Cultura de la nostalgia y ultraderecha

Orban, Trump , Johnson y Bolsonaro fomentaron la nostalgia en la década de 2010 para echar la culpa de la crisis económica del 2008 a los migrantes, la izquierda y los colectivos LGTBQ+.

Por Lucio Martínez Pereda | 23/07/2024

Al menos desde la irrupción de los fascismos en la década de los años 20 del siglo pasado sabemos que la nostalgia es el estado emocional apropiado para el crecimiento de identidades colectivas basadas en una interpretación mítica del pasado. La nostalgia ampara la reinterpretación de ese pasado en clave palingenésica y sirve de apoyo a los grupos de ultraderecha que se valen del sentimiento de incertidumbre ante el futuro para desarrollar sus propuestas políticas.

Amparados en el entretenimiento nostálgico los programadores de consumo de ocio ofrecen relatos de glorias pasadas, de pasados lejanos o pasados mediatos experimentados por sus consumidores. Ofrecen la reconstrucción en la ficción de momentos vitales en los que la vida aún no había iniciado su etapa de futuros inciertos, bien porque la niñez no se abría a la etapa de comprensión de los cambios, bien porque el marco político en el que se situaban esos recuerdos era el una dictadura que impedía los cambios y situaba las vidas en un ámbito ordenado por un esquema jerárquico.

Orban, Trump, Johnson y Bolsonaro fomentaron la nostalgia en la década de 2010 para echar la culpa de la crisis económica del 2008 a los migrantes, la izquierda y los colectivos LGTBQ+. La Inglaterra que votó el brexit fue objeto de una artera programación propagandística con los mitos nacionales de viejas glorias de cuando el país tenía un peso hegemónico en la política internacional. Bolsonaro convencía a los nacionalistas brasileños con su lema ‘Dios, familia y patria’ y Trump hizo lo mismo con su exitoso ‘Make America great again’.

El marketing de la nostalgia está lleno de cebos muy estudiados. Los grandes medios de comunicación disponen de datos suficientes para saber en qué episodios del pasado se pueden ubicar los relatos de ficción y los artefactos culturales con mayor potencialidad nostálgica, saben cuales son los contenidos que terminaran por convertirse en productos de consumo de la añoranza ,conocen qué pasados llevan a no pensar críticamente en el sufrimiento, a no percibir de las injusticias producidas en el presente.

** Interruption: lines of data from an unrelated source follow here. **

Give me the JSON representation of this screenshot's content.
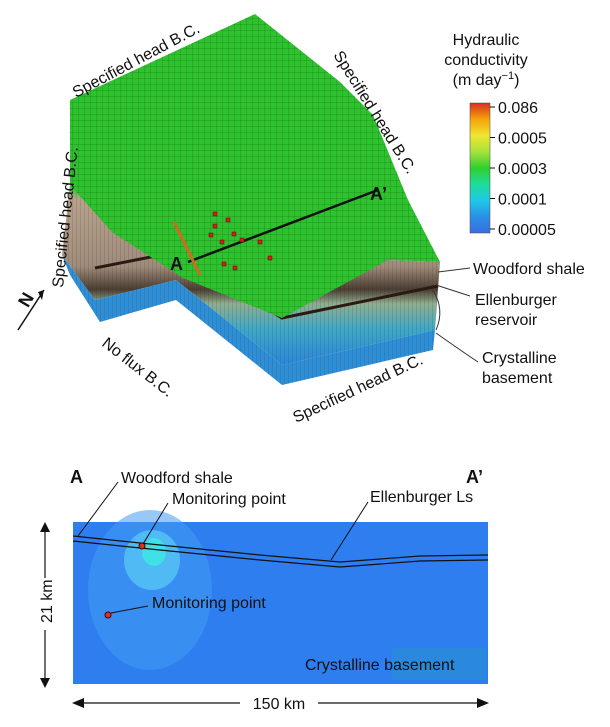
{
  "block_model": {
    "bc_top": "Specified head B.C.",
    "bc_left": "Specified head B.C.",
    "bc_right": "Specified head B.C.",
    "bc_bottom_right": "Specified head B.C.",
    "bc_bottom_left": "No flux B.C.",
    "north": "N",
    "section_start": "A",
    "section_end": "A’",
    "layers": [
      "Woodford shale",
      "Ellenburger",
      "reservoir",
      "Crystalline",
      "basement"
    ]
  },
  "colorbar": {
    "title_line1": "Hydraulic",
    "title_line2": "conductivity",
    "unit": "(m day",
    "unit_exp": "−1",
    "unit_close": ")",
    "ticks": [
      "0.086",
      "0.0005",
      "0.0003",
      "0.0001",
      "0.00005"
    ],
    "colors": [
      "#d7301f",
      "#f4a20b",
      "#f0e630",
      "#a8e23c",
      "#2fcf2f",
      "#1fdc9a",
      "#1ec9e8",
      "#2a90e6",
      "#3a6fe0"
    ]
  },
  "cross_section": {
    "left_label": "A",
    "right_label": "A’",
    "woodford": "Woodford shale",
    "monitor1": "Monitoring point",
    "monitor2": "Monitoring point",
    "ellenburger": "Ellenburger Ls",
    "basement": "Crystalline basement",
    "depth": "21 km",
    "width": "150 km"
  }
}
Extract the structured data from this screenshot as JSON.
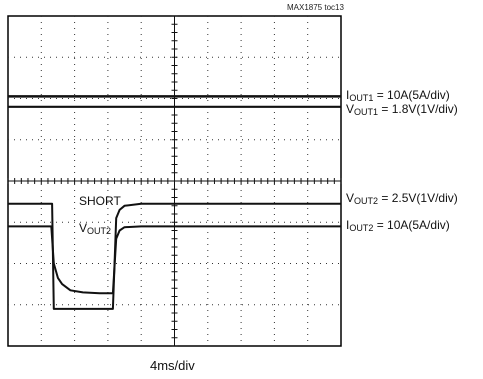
{
  "figure_ref": "MAX1875 toc13",
  "xlabel": "4ms/div",
  "chart_data": {
    "type": "line",
    "grid": true,
    "divisions": {
      "x": 10,
      "y": 8
    },
    "x_scale_label": "4ms/div",
    "xlim": [
      0,
      40
    ],
    "ylim": [
      0,
      8
    ],
    "annotations": [
      {
        "text": "SHORT",
        "x": 7.1,
        "y": 3.7
      },
      {
        "text_main": "V",
        "text_sub": "OUT2",
        "x": 7.1,
        "y": 2.9
      }
    ],
    "series": [
      {
        "name": "IOUT1 = 10A(5A/div)",
        "label_main": "I",
        "label_sub": "OUT1",
        "label_rest": " = 10A(5A/div)",
        "x": [
          0,
          40
        ],
        "y": [
          6.05,
          6.05
        ]
      },
      {
        "name": "VOUT1 = 1.8V(1V/div)",
        "label_main": "V",
        "label_sub": "OUT1",
        "label_rest": " = 1.8V(1V/div)",
        "x": [
          0,
          40
        ],
        "y": [
          5.8,
          5.8
        ]
      },
      {
        "name": "VOUT2 = 2.5V(1V/div)",
        "label_main": "V",
        "label_sub": "OUT2",
        "label_rest": " = 2.5V(1V/div)",
        "x": [
          0,
          5.3,
          5.5,
          12.6,
          13.0,
          13.4,
          14.0,
          16.0,
          40
        ],
        "y": [
          3.45,
          3.45,
          0.9,
          0.9,
          3.1,
          3.3,
          3.4,
          3.45,
          3.45
        ]
      },
      {
        "name": "IOUT2 = 10A(5A/div)",
        "label_main": "I",
        "label_sub": "OUT2",
        "label_rest": " = 10A(5A/div)",
        "x": [
          0,
          5.2,
          5.5,
          6.0,
          6.5,
          7.5,
          9.0,
          11.0,
          12.6,
          13.0,
          13.4,
          14.0,
          16.0,
          40
        ],
        "y": [
          2.9,
          2.9,
          2.0,
          1.65,
          1.5,
          1.35,
          1.3,
          1.28,
          1.28,
          2.6,
          2.8,
          2.88,
          2.9,
          2.9
        ]
      }
    ]
  }
}
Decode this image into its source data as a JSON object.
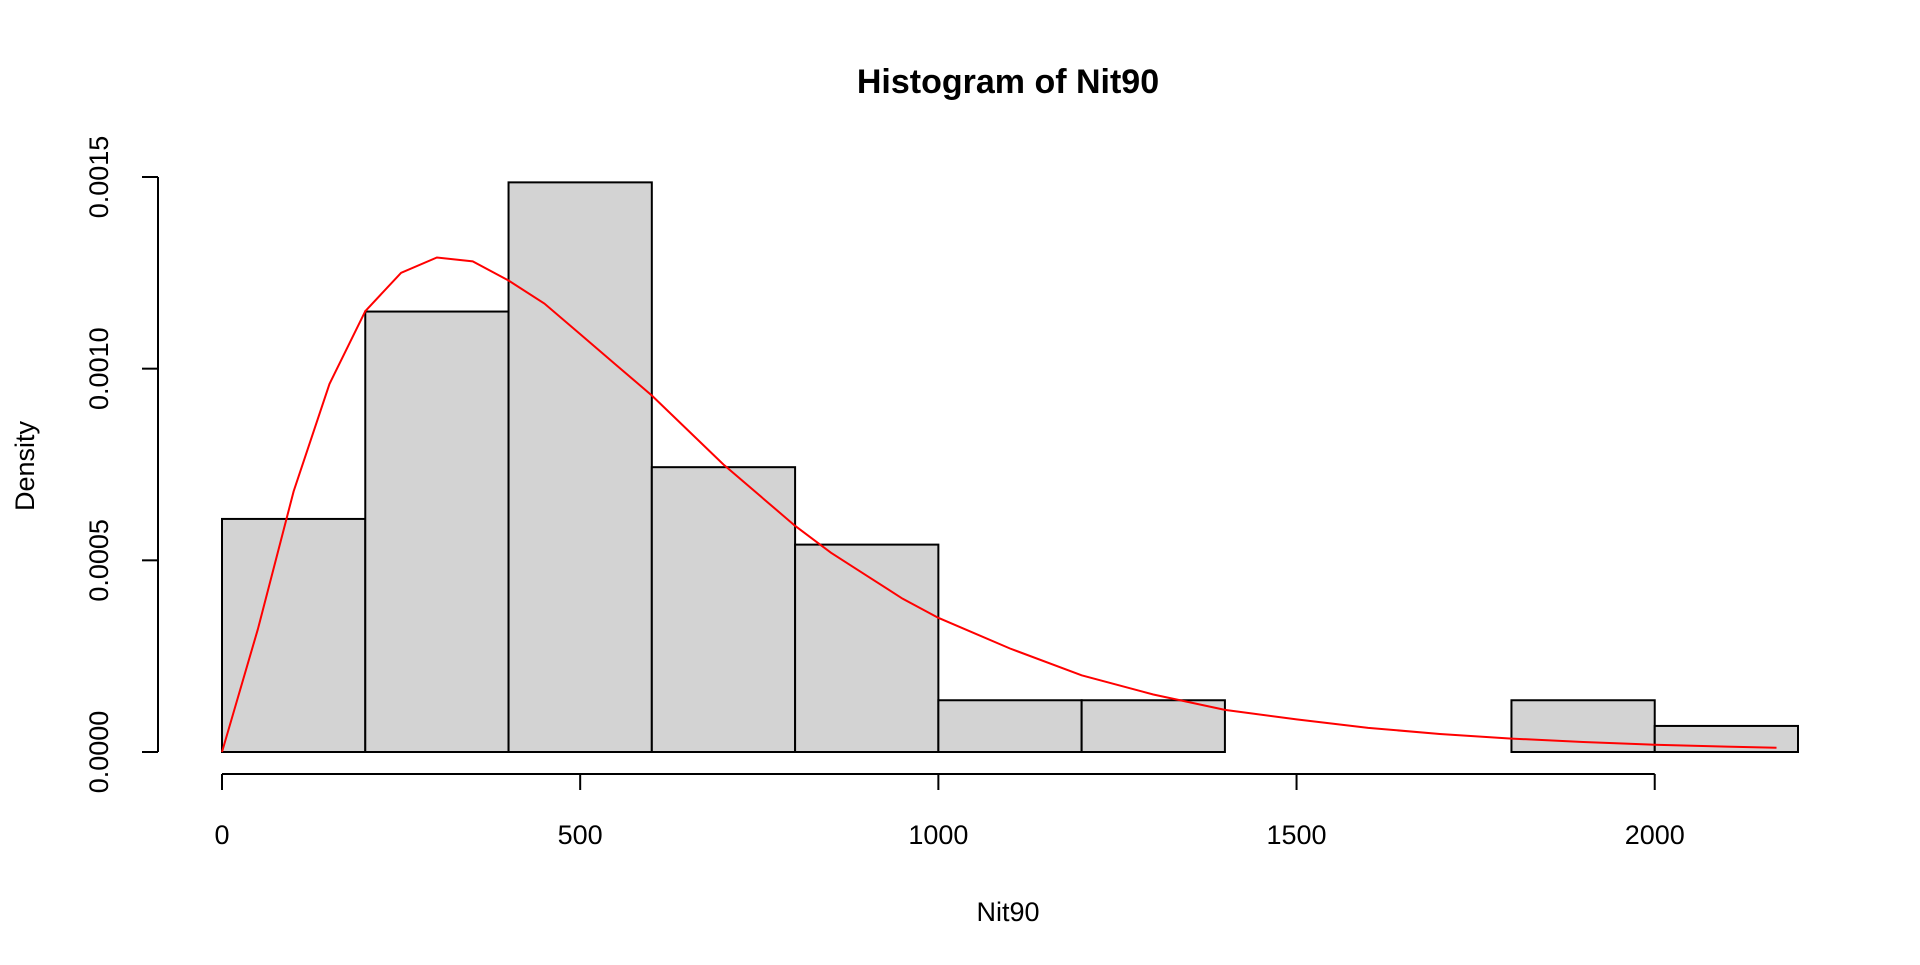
{
  "chart_data": {
    "type": "histogram",
    "title": "Histogram of Nit90",
    "xlabel": "Nit90",
    "ylabel": "Density",
    "xlim": [
      0,
      2200
    ],
    "ylim": [
      0,
      0.0015
    ],
    "x_ticks": [
      0,
      500,
      1000,
      1500,
      2000
    ],
    "x_tick_labels": [
      "0",
      "500",
      "1000",
      "1500",
      "2000"
    ],
    "y_ticks": [
      0,
      0.0005,
      0.001,
      0.0015
    ],
    "y_tick_labels": [
      "0.0000",
      "0.0005",
      "0.0010",
      "0.0015"
    ],
    "bins": [
      {
        "start": 0,
        "end": 200,
        "density": 0.000608
      },
      {
        "start": 200,
        "end": 400,
        "density": 0.001149
      },
      {
        "start": 400,
        "end": 600,
        "density": 0.001486
      },
      {
        "start": 600,
        "end": 800,
        "density": 0.000743
      },
      {
        "start": 800,
        "end": 1000,
        "density": 0.000541
      },
      {
        "start": 1000,
        "end": 1200,
        "density": 0.000135
      },
      {
        "start": 1200,
        "end": 1400,
        "density": 0.000135
      },
      {
        "start": 1400,
        "end": 1600,
        "density": 0
      },
      {
        "start": 1600,
        "end": 1800,
        "density": 0
      },
      {
        "start": 1800,
        "end": 2000,
        "density": 0.000135
      },
      {
        "start": 2000,
        "end": 2200,
        "density": 6.8e-05
      }
    ],
    "bar_fill": "#d3d3d3",
    "bar_stroke": "#000000",
    "density_curve": {
      "color": "#ff0000",
      "points": [
        [
          0,
          0
        ],
        [
          50,
          0.00032
        ],
        [
          100,
          0.00068
        ],
        [
          150,
          0.00096
        ],
        [
          200,
          0.00115
        ],
        [
          250,
          0.00125
        ],
        [
          300,
          0.00129
        ],
        [
          350,
          0.00128
        ],
        [
          400,
          0.00123
        ],
        [
          450,
          0.00117
        ],
        [
          500,
          0.00109
        ],
        [
          550,
          0.00101
        ],
        [
          600,
          0.00093
        ],
        [
          650,
          0.00084
        ],
        [
          700,
          0.00075
        ],
        [
          750,
          0.00067
        ],
        [
          800,
          0.00059
        ],
        [
          850,
          0.00052
        ],
        [
          900,
          0.00046
        ],
        [
          950,
          0.0004
        ],
        [
          1000,
          0.00035
        ],
        [
          1100,
          0.00027
        ],
        [
          1200,
          0.0002
        ],
        [
          1300,
          0.00015
        ],
        [
          1400,
          0.00011
        ],
        [
          1500,
          8.5e-05
        ],
        [
          1600,
          6.3e-05
        ],
        [
          1700,
          4.7e-05
        ],
        [
          1800,
          3.5e-05
        ],
        [
          1900,
          2.6e-05
        ],
        [
          2000,
          1.9e-05
        ],
        [
          2100,
          1.4e-05
        ],
        [
          2170,
          1.1e-05
        ]
      ]
    },
    "grid": false,
    "legend": "none"
  }
}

La demanda de productos culturales que tienen como protagonista a la nostalgia es una querencia inconsciente: son productos que nos gustan y no sabemos a qué razón atribuirlo. La nostalgia está fortalecida por un sentimiento de profunda vinculación sobre el cual no acertamos a descubrir su origen.

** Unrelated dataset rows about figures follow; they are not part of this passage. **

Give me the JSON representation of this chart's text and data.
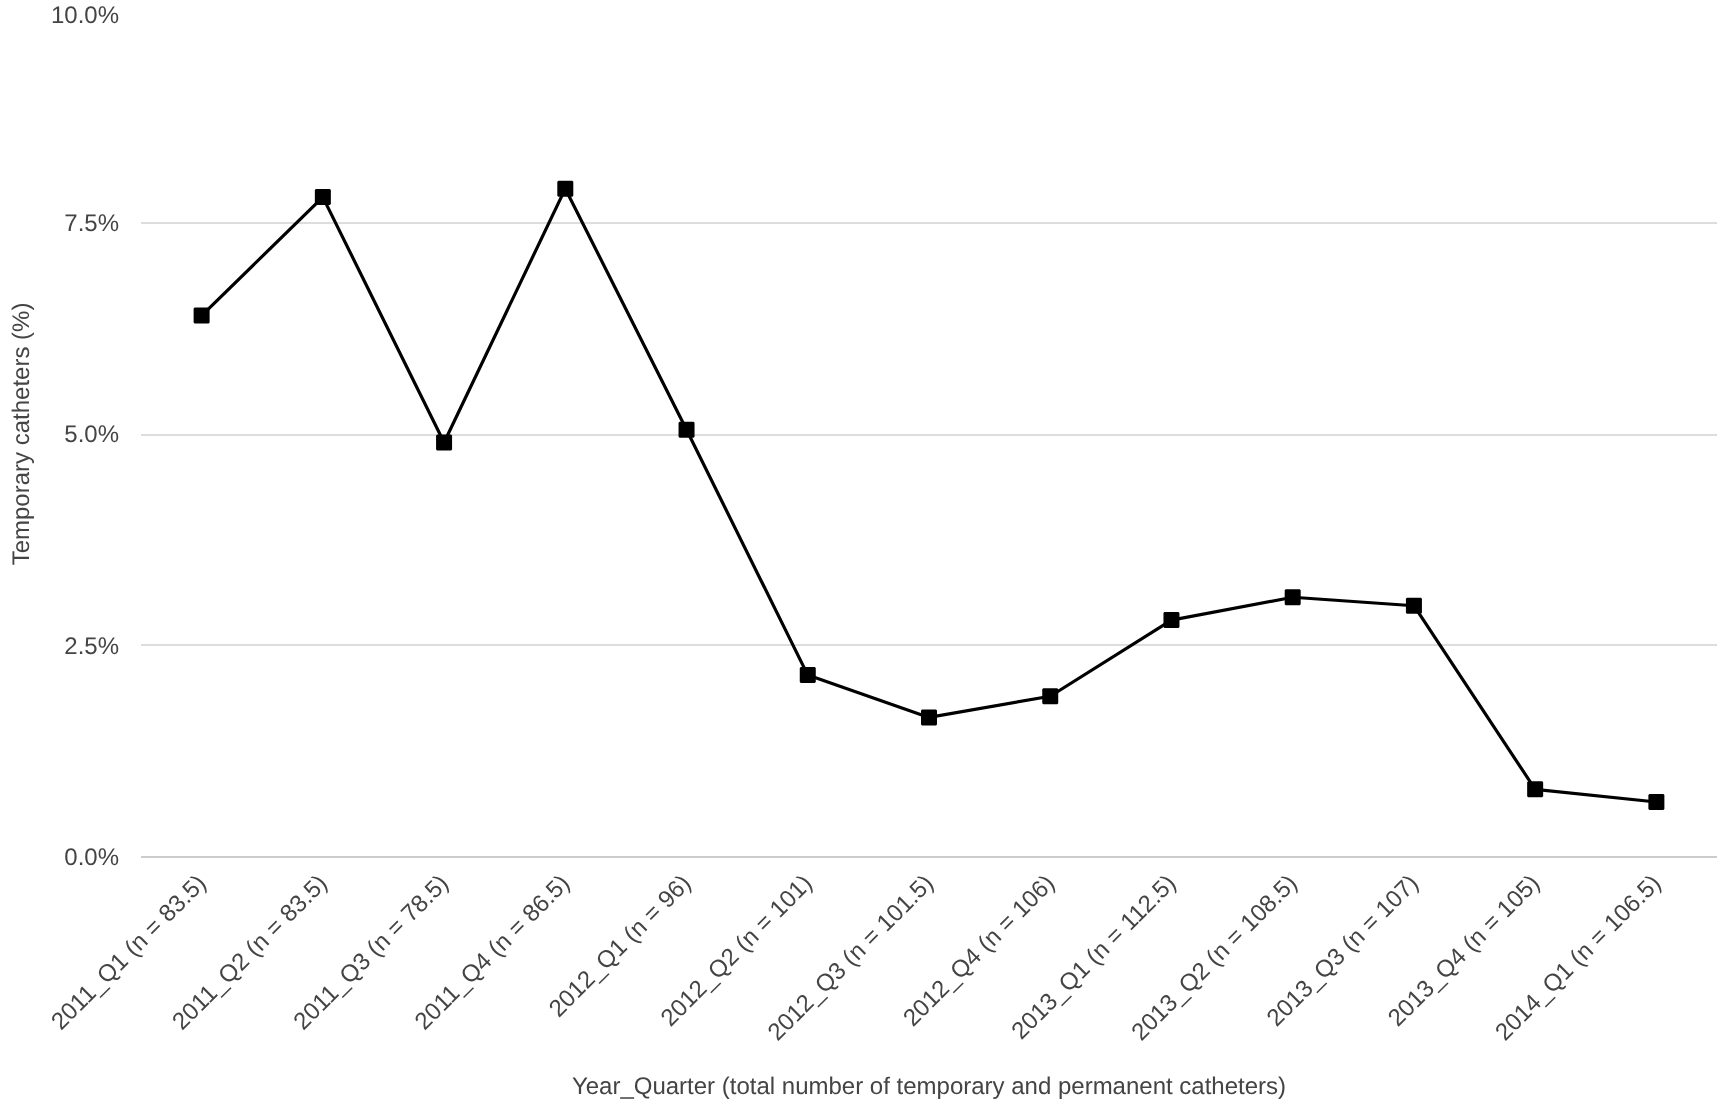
{
  "chart_data": {
    "type": "line",
    "xlabel": "Year_Quarter (total number of temporary and permanent catheters)",
    "ylabel": "Temporary catheters (%)",
    "categories": [
      "2011_Q1 (n = 83.5)",
      "2011_Q2 (n = 83.5)",
      "2011_Q3 (n = 78.5)",
      "2011_Q4 (n = 86.5)",
      "2012_Q1 (n = 96)",
      "2012_Q2 (n = 101)",
      "2012_Q3 (n = 101.5)",
      "2012_Q4 (n = 106)",
      "2013_Q1 (n = 112.5)",
      "2013_Q2 (n = 108.5)",
      "2013_Q3 (n = 107)",
      "2013_Q4 (n = 105)",
      "2014_Q1 (n = 106.5)"
    ],
    "series": [
      {
        "color": "#000000",
        "values": [
          6.4,
          7.8,
          4.9,
          7.9,
          5.05,
          2.15,
          1.65,
          1.9,
          2.8,
          3.07,
          2.97,
          0.8,
          0.65
        ]
      }
    ],
    "ylim": [
      0,
      10
    ],
    "yticks": [
      {
        "value": 0,
        "label": "0.0%"
      },
      {
        "value": 2.5,
        "label": "2.5%"
      },
      {
        "value": 5,
        "label": "5.0%"
      },
      {
        "value": 7.5,
        "label": "7.5%"
      },
      {
        "value": 10,
        "label": "10.0%"
      }
    ],
    "grid": "y",
    "marker": "square",
    "line_style": "solid"
  }
}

La nostalgia permanece ajena al análisis y no puede ser desgastada por la autocrítica: ahí radica su vigor y su capacidad como motivación emocional de refuerzo de la toma de posturas políticas. Eso que llamamos fanatismo político es un intento por reconstruir un paraíso perdido donde se citan estas dos motivaciones mutuamente fortalecidas.